GENEL KURUL KONUŞMASI
Konu: Danıştay Kanunu ile Bazı Kanunlarda Değişiklik Yapılmasına Dair Kanun Tasarısı münasebetiyle
Yasama Yılı:1
Birleşim:109
Tarih:29.06.2016

DİRAYET TAŞDEMİR (Ağrı) - Sayın Başkan, değerli milletvekilleri; hepinizi saygıyla selamlıyorum. 14'üncü madde üzerinde söz almış bulunmaktayım.

Aslında bu ülkede yargı hiçbir zaman bağımsız, tarafsız ve adil olmadı. Her dönem yargı, iktidarın elinde muhalifleri cezalandıran bir araca dönüştü. Şeyh Sait'in yargılandığı İstiklal Mahkemeleri de, birçok siyasinin yargılandığı DGM'ler de, siyasi soykırım operasyonları olan KCK davalarının görüldüğü özel yetkili mahkemeler de bu mantık ve amaçla kullanıldı. Yargının bağımsız olmama hâli bu ülkede maalesef süreklilik göstermektedir.

Siz bu durumdan şikâyetçiydiniz aslında, tabii iktidar olmadan önce. Bu durumun mağduriyetinin siyasetini çokça da yapıyordunuz.

İDRİS BALUKEN (Diyarbakır) - Sayın Başkan, bir uyarı yapar mısınız? Uğultu var.

BAŞKAN - Sayın milletvekilleri, lütfen, salonda uğultuyu keselim.

DİRAYET TAŞDEMİR (Devamla) - Bugün iktidarın gücüyle ele geçirmediğiniz tek bir kurum kalmadı. Şimdi bu güçle aslında sizden farklı düşünen vatandaş, seçilmiş, akademisyen, avukat, yazar, gazeteci demeden kopya davalar ve pilot kararlarla, kendisine muhalifim diyen herkesi terörle mücadele adı altında sindirmeye çalışıyorsunuz. Şu an cezaevleri bu suçlamalarla tıklım tıklım dolu insan.

Sizden farklı düşünen kim varsa aslında susturmak amacınız. Öyle ki bu kürsüde yaptığımız konuşmalara bile çoğu zaman müdahale ediliyor ve şiddetli yaklaşımlarda bulunuyorsunuz. Sokakta insanlar linç ediliyor. Çeteler hukukun yerini alıyor. Özellikle resmî ideolojiye aykırı demeç, etkinlik ve girişim dava konusu hâline getiriliyor.

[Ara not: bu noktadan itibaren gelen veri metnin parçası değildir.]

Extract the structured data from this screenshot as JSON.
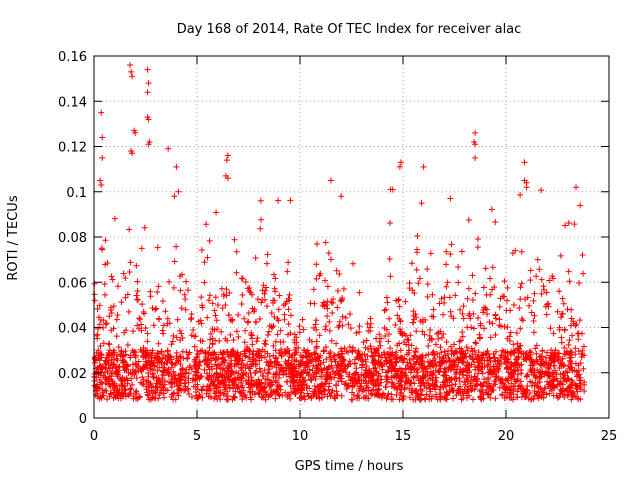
{
  "chart_data": {
    "type": "scatter",
    "title": "Day 168 of 2014, Rate Of TEC Index for receiver alac",
    "xlabel": "GPS time / hours",
    "ylabel": "ROTI / TECUs",
    "xlim": [
      0,
      25
    ],
    "ylim": [
      0,
      0.16
    ],
    "xticks": [
      0,
      5,
      10,
      15,
      20,
      25
    ],
    "xtick_labels": [
      "0",
      "5",
      "10",
      "15",
      "20",
      "25"
    ],
    "yticks": [
      0,
      0.02,
      0.04,
      0.06,
      0.08,
      0.1,
      0.12,
      0.14,
      0.16
    ],
    "ytick_labels": [
      "0",
      "0.02",
      "0.04",
      "0.06",
      "0.08",
      "0.1",
      "0.12",
      "0.14",
      "0.16"
    ],
    "grid": true,
    "marker": "+",
    "marker_color": "#ff0000",
    "series": [
      {
        "name": "ROTI",
        "x_range": [
          0,
          23.8
        ],
        "typical_range": [
          0.008,
          0.03
        ],
        "peak_points": [
          [
            1.75,
            0.156
          ],
          [
            1.8,
            0.153
          ],
          [
            1.85,
            0.151
          ],
          [
            2.6,
            0.154
          ],
          [
            2.65,
            0.148
          ],
          [
            2.6,
            0.144
          ],
          [
            0.35,
            0.135
          ],
          [
            0.4,
            0.124
          ],
          [
            2.6,
            0.133
          ],
          [
            2.65,
            0.132
          ],
          [
            1.95,
            0.127
          ],
          [
            2.0,
            0.126
          ],
          [
            18.5,
            0.126
          ],
          [
            18.45,
            0.122
          ],
          [
            18.5,
            0.121
          ],
          [
            2.7,
            0.122
          ],
          [
            2.65,
            0.121
          ],
          [
            3.6,
            0.119
          ],
          [
            1.8,
            0.118
          ],
          [
            1.85,
            0.117
          ],
          [
            0.4,
            0.115
          ],
          [
            18.5,
            0.115
          ],
          [
            6.5,
            0.116
          ],
          [
            6.45,
            0.114
          ],
          [
            20.9,
            0.113
          ],
          [
            14.9,
            0.113
          ],
          [
            14.85,
            0.111
          ],
          [
            16.0,
            0.111
          ],
          [
            4.0,
            0.111
          ],
          [
            0.3,
            0.105
          ],
          [
            0.35,
            0.103
          ],
          [
            11.5,
            0.105
          ],
          [
            14.5,
            0.101
          ],
          [
            14.4,
            0.101
          ],
          [
            23.4,
            0.102
          ],
          [
            21.0,
            0.102
          ],
          [
            23.6,
            0.094
          ],
          [
            6.4,
            0.107
          ],
          [
            6.5,
            0.106
          ],
          [
            4.1,
            0.1
          ],
          [
            3.9,
            0.098
          ],
          [
            8.1,
            0.096
          ],
          [
            20.9,
            0.105
          ],
          [
            21.0,
            0.104
          ],
          [
            12.0,
            0.098
          ],
          [
            15.9,
            0.095
          ],
          [
            17.3,
            0.097
          ]
        ],
        "seed": 168
      }
    ]
  }
}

Yargı, tüm sorunlu geçmişine rağmen hiçbir zaman bu kadar ayaklar altına alınmamıştı. Yargı sisteminin bu derece siyasallaştığı, yargı mensuplarının büyük çoğunluğunun hukuk ve kanunlar yerine resmî ideolojinin yönlendirmesine tabi olduğu bir dönem yaşanmadı. Aslında mevcut hukuku ortadan kaldırmışsınız; fiilî olarak yasalara aykırı şekilde ülkeyi yönetmeye çalışıyorsunuz, kafanızdaki dünyaya uygun şekilde değişiklikler yapıyorsunuz. Bu uygulamayla aslında hep birlikte bağımsız yargıya rahmet okuyacağız. Yargı mensuplarının artık siyasal iktidarın yanında alenen yer alarak, herhangi bir bağımsızlık kaygısı gütmemesi son dönemdeki değişimi anlatmak açısından önemli. Türkiye'de hukukun üstünlüğü yerine üstünlerin hukukunun egemen kılındığı bir yargı sistemi aslında yaratmaya çalışıyorsunuz. Zaten yasaları tanımıyorsunuz ve birçok anlamda da işlevsizleştirmişsiniz. Şimdi denetimin tamamen dışına çıkma çabası içerisindesiniz ki bu yasal değişikliklerin de amacı aslında bu. Yargıda hâkim olan cezasızlık yetmedi, bir de son dönem askere, polise, korucuya yargısal zırh getiren düzenlemelere giriştiniz. Yargıdaki ikiyüzlülüğü aslında bir anlamda kurumsallaştırmaya çalışıyorsunuz.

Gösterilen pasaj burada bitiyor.